Behold the fearsome maw of the extinct ant Zigrasimecia ferox:


modified from figure 7 (Perrichot 2014)

The image is from an upcoming paper by paleomyrmecologist Vincent Perrichot, and the preferred food of this spike-mouthed creature is unknown. One hopes, for the preys’ sake, that it wasn’t anything with a sensitive nervous system!

Sphecomyrmine ants like Zigrasimecia are puzzling for students of evolution. These extinct insects aren’t just a straightforward blend of ancestral wasp traits and derived ant traits. While these animals do possess a measure of each, they’ve also grown a uniquely sphecomyrmine suite of characteristics. Like, for example, highly specialized nightmare spiky death mouthparts.

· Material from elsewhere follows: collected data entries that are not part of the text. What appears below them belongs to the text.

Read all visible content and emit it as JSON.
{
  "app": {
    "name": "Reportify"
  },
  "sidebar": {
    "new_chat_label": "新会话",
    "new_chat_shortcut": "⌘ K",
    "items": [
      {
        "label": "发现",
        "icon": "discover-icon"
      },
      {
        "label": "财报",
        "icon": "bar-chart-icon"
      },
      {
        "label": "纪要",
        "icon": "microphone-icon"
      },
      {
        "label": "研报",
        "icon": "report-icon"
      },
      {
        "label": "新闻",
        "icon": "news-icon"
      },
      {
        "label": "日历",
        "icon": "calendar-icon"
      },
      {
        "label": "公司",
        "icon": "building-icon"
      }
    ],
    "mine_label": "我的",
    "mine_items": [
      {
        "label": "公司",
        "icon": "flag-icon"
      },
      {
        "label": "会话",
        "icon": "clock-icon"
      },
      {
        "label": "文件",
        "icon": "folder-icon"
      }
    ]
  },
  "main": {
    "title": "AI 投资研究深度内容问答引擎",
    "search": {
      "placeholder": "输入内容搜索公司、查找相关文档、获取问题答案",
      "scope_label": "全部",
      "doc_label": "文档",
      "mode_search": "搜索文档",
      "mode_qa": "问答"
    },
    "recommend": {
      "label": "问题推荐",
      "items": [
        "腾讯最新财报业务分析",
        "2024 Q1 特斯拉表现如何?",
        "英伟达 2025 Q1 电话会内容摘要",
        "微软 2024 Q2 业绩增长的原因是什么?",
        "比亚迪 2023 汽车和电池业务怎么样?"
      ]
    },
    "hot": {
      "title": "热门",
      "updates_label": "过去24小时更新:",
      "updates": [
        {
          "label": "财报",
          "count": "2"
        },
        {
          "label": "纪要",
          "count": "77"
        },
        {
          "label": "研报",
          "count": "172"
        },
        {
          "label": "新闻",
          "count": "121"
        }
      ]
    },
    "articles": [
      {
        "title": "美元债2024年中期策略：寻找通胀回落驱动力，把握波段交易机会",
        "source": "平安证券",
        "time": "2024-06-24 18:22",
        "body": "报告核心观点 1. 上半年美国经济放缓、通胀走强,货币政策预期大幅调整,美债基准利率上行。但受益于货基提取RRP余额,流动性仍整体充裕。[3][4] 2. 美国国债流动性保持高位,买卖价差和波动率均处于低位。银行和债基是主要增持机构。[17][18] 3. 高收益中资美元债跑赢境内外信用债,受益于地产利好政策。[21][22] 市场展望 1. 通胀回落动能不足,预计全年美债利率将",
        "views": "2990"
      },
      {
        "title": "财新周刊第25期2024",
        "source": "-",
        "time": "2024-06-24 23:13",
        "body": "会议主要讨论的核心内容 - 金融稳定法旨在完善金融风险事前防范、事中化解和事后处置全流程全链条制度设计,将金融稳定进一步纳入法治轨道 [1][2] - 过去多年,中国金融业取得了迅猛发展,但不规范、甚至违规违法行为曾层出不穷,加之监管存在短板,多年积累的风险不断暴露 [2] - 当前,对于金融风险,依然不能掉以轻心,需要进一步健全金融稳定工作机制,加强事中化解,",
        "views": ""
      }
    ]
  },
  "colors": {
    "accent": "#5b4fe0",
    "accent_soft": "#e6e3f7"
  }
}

These ants were surviving in the times of the dinosaurs doing something that no modern insects do- though exactly what that was is unclear- and given their strange appearance it is unlikely they were directly ancestral to today’s species. Instead, Zigrasimecia and relatives are probably an early offshoot on the ant tree, a manifestation of a predatory niche that worked until it didn’t. Here’s hoping against steep odds that someone uncovers an amber specimen holding the unfortunate mystery prey.

source:  Perrichot, V. 2014. A new species of the Cretaceous ant Zigrasimecia based on the worker caste reveals placement of the genus in the Sphecomyrminae (Hymenoptera: Formicidae). Myrmecological News pre-print, accessed via ResearchGate 1/5/2014.